I just read an opinion piece in the New York Times about the Gaza situation called “Trapped in Gaza” by Lara Aburamaden.
It begins with the simple line: “I don’t know how the story ends.” Aburamaden’s piece is almost heartbreakingly artful at a time when restraint and communication have gone out the window, in a region that is sorely in need of such things.
Lara writes of being at a Nordic Film Festival when word came that there had been an assassination:
But halfway in, just as Sebbe’s story began to arc, the reel stopped, just as surely as the world around me.A festival organizer interrupted the film and relayed the news: The Israelis, we were told, had just assassinated someone. There was already word of retaliatory rockets fired from Gaza. Things were going to get bad quickly, and we had better get home, where it would be safer.

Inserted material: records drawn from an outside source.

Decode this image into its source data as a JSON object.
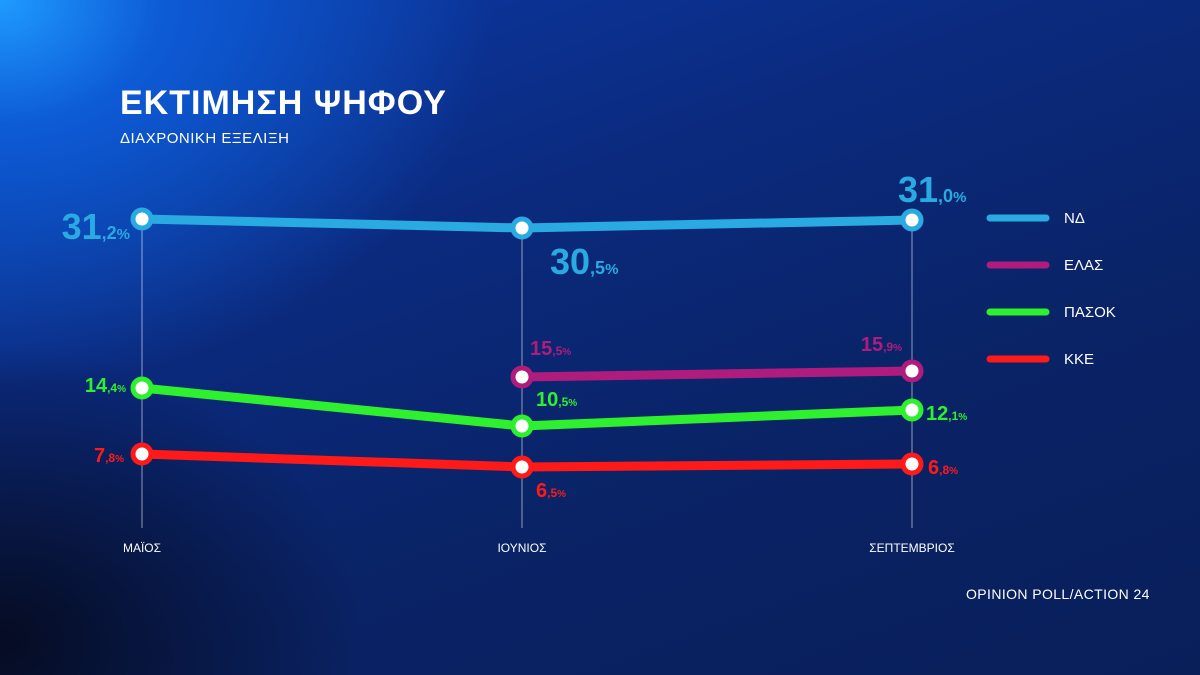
{
  "title": "ΕΚΤΙΜΗΣΗ ΨΗΦΟΥ",
  "subtitle": "ΔΙΑΧΡΟΝΙΚΗ ΕΞΕΛΙΞΗ",
  "source": "OPINION POLL/ACTION 24",
  "chart_data": {
    "type": "line",
    "categories": [
      "ΜΑΪΟΣ",
      "ΙΟΥΝΙΟΣ",
      "ΣΕΠΤΕΜΒΡΙΟΣ"
    ],
    "value_suffix": "%",
    "legend_position": "right",
    "grid": false,
    "series": [
      {
        "name": "ΝΔ",
        "color": "#29abe2",
        "values": [
          31.2,
          30.5,
          31.0
        ],
        "labels": [
          "31,2%",
          "30,5%",
          "31,0%"
        ]
      },
      {
        "name": "ΕΛΑΣ",
        "color": "#b01c7e",
        "values": [
          null,
          15.5,
          15.9
        ],
        "labels": [
          null,
          "15,5%",
          "15,9%"
        ]
      },
      {
        "name": "ΠΑΣΟΚ",
        "color": "#2ef02e",
        "values": [
          14.4,
          10.5,
          12.1
        ],
        "labels": [
          "14,4%",
          "10,5%",
          "12,1%"
        ]
      },
      {
        "name": "ΚΚΕ",
        "color": "#ff1a1a",
        "values": [
          7.8,
          6.5,
          6.8
        ],
        "labels": [
          "7,8%",
          "6,5%",
          "6,8%"
        ]
      }
    ]
  }
}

So much is learned here. A Nordic Film Festival, the first of its kind, in Gaza. A rapt audience interrupted. Young people. Artists and intellectuals who must face death and destruction. Again.
Gaza. This is a human story as much as it is a political one. Aburamaden’s words bring to light the humanity of those who suffer there. Later in Aburamaden’s story we learn of a sister on the verge of her high school graduation and a bevy of siblings who sleep with furrowed brows.

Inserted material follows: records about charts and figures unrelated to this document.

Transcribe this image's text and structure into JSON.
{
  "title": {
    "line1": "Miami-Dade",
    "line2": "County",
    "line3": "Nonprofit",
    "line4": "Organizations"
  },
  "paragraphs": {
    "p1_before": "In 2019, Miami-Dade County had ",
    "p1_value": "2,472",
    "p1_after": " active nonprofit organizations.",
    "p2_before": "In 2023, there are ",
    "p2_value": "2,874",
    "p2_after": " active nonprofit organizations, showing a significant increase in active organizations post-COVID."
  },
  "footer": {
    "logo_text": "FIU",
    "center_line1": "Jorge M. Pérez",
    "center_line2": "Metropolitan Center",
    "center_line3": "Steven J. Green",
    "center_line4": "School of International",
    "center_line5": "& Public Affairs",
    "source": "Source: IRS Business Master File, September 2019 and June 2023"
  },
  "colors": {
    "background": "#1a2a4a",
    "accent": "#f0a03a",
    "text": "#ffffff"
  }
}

The author, described in the New York Times bio as a photographer and a student of English in translation, has brought Gaza home to me as I sit in my apartment in Park Slope, Brooklyn. I found some lovely photos of her’s on Flickr like the one at left of Gaza’s coastline and another one of a Turkish coffee pot on a grill.
In another paragraph, the author comtemplates the horrific photograph at the top of the page, which she did not take. In it a man whose heart has been severed by the death of his not quite one-year old son, holds his child who is wrapped in white.
As I contemplate my own mother’s tired eyes, I wonder: What happens to those who lose a child? And will I ever see my own? So far, in the war that began on Wednesday, only a handful of children and teenagers have died. Hiba was 19, Omar a month shy of his first year on the planet. (Omar’s picture, I have since seen, made the rounds on Facebook. But he himself was wound in white and faceless, a corpse cradled by his wailing father.) As for Ranana, she made it to 5 before something very big and very loud fell from the sky, ending her time here. I don’t know her either. But then again, I do.
Words. Humanity. A transmission from a place few of us have ever been. Her thoughts are powerful, sane and impossibly artful at a time when even art isn’t enough to contextualize the human tragedy that is going on.
Each day here lays bare the ugliness of war, and for my siblings and me, each scene of our movie starts the same: we are trapped. And that is where our story begins and ends.